Auf einer Mülldeponie am Rande der Hauptstadt Costa Ricas kämpfen Única und ihre Freunde ums Überleben. Die Bewohner der Müllhalde, die sogenannten ­»Taucher«, sind Gestrandete, von der Gesellschaft ausge­stossen, abgelegt und aussortiert. Inmitten von Ratten und Mäusen, Hunden und Geiern suchen sie Tag für Tag nach Essen und anderem Verwertbaren. Hier wird die Lehrerin Única zur Spezialistin des Verfalls und findet neben Schulbüchern, Seifenresten und fast leeren Parfum­flakons nicht zuletzt eine neue Familie. 

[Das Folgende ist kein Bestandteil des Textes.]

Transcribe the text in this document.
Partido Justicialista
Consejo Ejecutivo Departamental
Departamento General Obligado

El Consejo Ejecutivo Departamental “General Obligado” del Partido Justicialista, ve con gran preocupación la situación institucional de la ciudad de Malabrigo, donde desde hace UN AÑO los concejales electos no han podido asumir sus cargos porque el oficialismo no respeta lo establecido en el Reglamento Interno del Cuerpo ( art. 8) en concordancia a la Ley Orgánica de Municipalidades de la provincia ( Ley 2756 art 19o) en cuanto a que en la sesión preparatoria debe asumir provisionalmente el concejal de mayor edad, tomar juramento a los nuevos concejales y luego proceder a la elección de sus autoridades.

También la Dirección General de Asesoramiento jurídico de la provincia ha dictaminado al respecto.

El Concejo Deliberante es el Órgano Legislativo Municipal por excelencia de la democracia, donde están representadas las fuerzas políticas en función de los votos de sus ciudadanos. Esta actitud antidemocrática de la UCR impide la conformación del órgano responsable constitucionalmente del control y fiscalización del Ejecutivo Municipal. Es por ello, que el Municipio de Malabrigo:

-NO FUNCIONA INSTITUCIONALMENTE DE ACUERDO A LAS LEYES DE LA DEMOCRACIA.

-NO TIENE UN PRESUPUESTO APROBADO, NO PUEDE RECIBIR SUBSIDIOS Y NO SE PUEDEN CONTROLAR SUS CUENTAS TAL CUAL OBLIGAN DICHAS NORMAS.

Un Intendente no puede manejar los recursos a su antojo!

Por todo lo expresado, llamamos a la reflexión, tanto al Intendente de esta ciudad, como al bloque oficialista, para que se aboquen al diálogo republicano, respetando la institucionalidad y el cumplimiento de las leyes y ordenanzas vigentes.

Am Rande von San José, der Hauptstadt Costa Ricas, lagert das schlechte Gewissen der Stadt. Auf einem Hügel befindet sich die Mülldeponie Río Azul. Sie hat sich mit der Zeit in ein albtraumhaftes Müllmeer verwandelt, an dessen Küste alles Mögliche angespült wird: Schulbücher, ungeliebte Weihnachtsgeschenke, nutzloser Tand, alte Männer, Pärchen, Mütter und Söhne. Die Gestrandeten, von der Gesellschaft Ausgestossenen, finden im precario, der informellen Siedlung auf der Müllhalde, ein neues Zuhause. Mit forschendem Blick und viel Fingerspitzengefühl durchwühlen die sogenannten »Taucher« – ähnlich wie die Catadores in Brasilien oder die Cartoneros in Argentinien – den Müll, der aus den reichen und armen Stadtvierteln Tag für Tag angeschwemmt wird. Manchmal entdecken sie dabei ein kleines persönliches Glück.

Fernando Contreras Castro gibt den Tauchern in diesem Buch ein Gesicht, indem er ihr karges Leben, ihre Solidargemeinschaft und ihr politisches Aufbegehren inmitten des Gestanks und der Fliegenschwärme in wunderbar poetischer Sprache einfängt. In Zeiten der wachsenden sozialen Ungleichheit, verbrauchter Ressourcen und lauter werdenden klimapolitischen Forderungen, ist dieser Roman eine wichtige Stimme.

Fernando Contreras Castro: Única blickt aufs Meer. Maro Verlag, 2017, 144 Seiten, Fr. 39.90. ISBN: 978-3-87512-492-7.